Per rendere omaggio al genio del compositore russo, l'iniziativa si concentra sull'esecuzione integrale dei 24 Preludi e Fughe op. 87.
Questo ciclo pianistico, raro e prezioso, sarà portato in scena grazie allo sforzo collettivo di sei eminenti pianisti italiani: Maria Grazia Bellocchio, Muriel Chemin, Maria Perrotta, Pietro Rigacci, Roberto Russo e Massimo Somenzi. La presenza di artisti che sono o sono stati docenti al Conservatorio "G. Frescobaldi" di Ferrara sottolinea una volta di più il legame profondo tra Ferrara Musica e l'alta formazione musicale della città.
Domenica 9 novembre alle 10.30 saranno Maria Grazia Bellocchio, Muriel Chemin e Massimo Somenzi a riservare le proprie attenzioni ai primi dodici numeri della raccolta.

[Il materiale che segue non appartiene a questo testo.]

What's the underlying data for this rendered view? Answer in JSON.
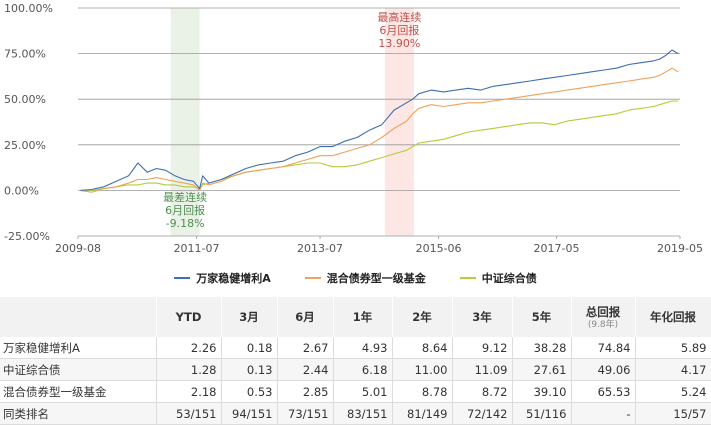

A Roberto Russo, coordinatore del progetto, toccherà il compito di introdurre all’ascolto il matinée.
I Ventiquattro Preludi e Fughe op. 87, composti da Dmitrij Šostakovič tra il 1950 e il 1951, rappresentano un ciclo monumentale per pianoforte solo che si erge come un omaggio e una rielaborazione moderna del Clavicembalo ben temperato di Bach. Šostakovič dedica il ciclo alla pianista Tatiana Nikolayeva, che ne diede la prima esecuzione pubblica a Leningrado nel dicembre del 1952. Stilisticamente, il ciclo è una straordinaria fusione tra il rigore contrappuntistico barocco e il linguaggio armonico e tematico di Šostakovič tipico invece del XX secolo, spesso intriso di un profondo senso di dramma, ironia e malinconia.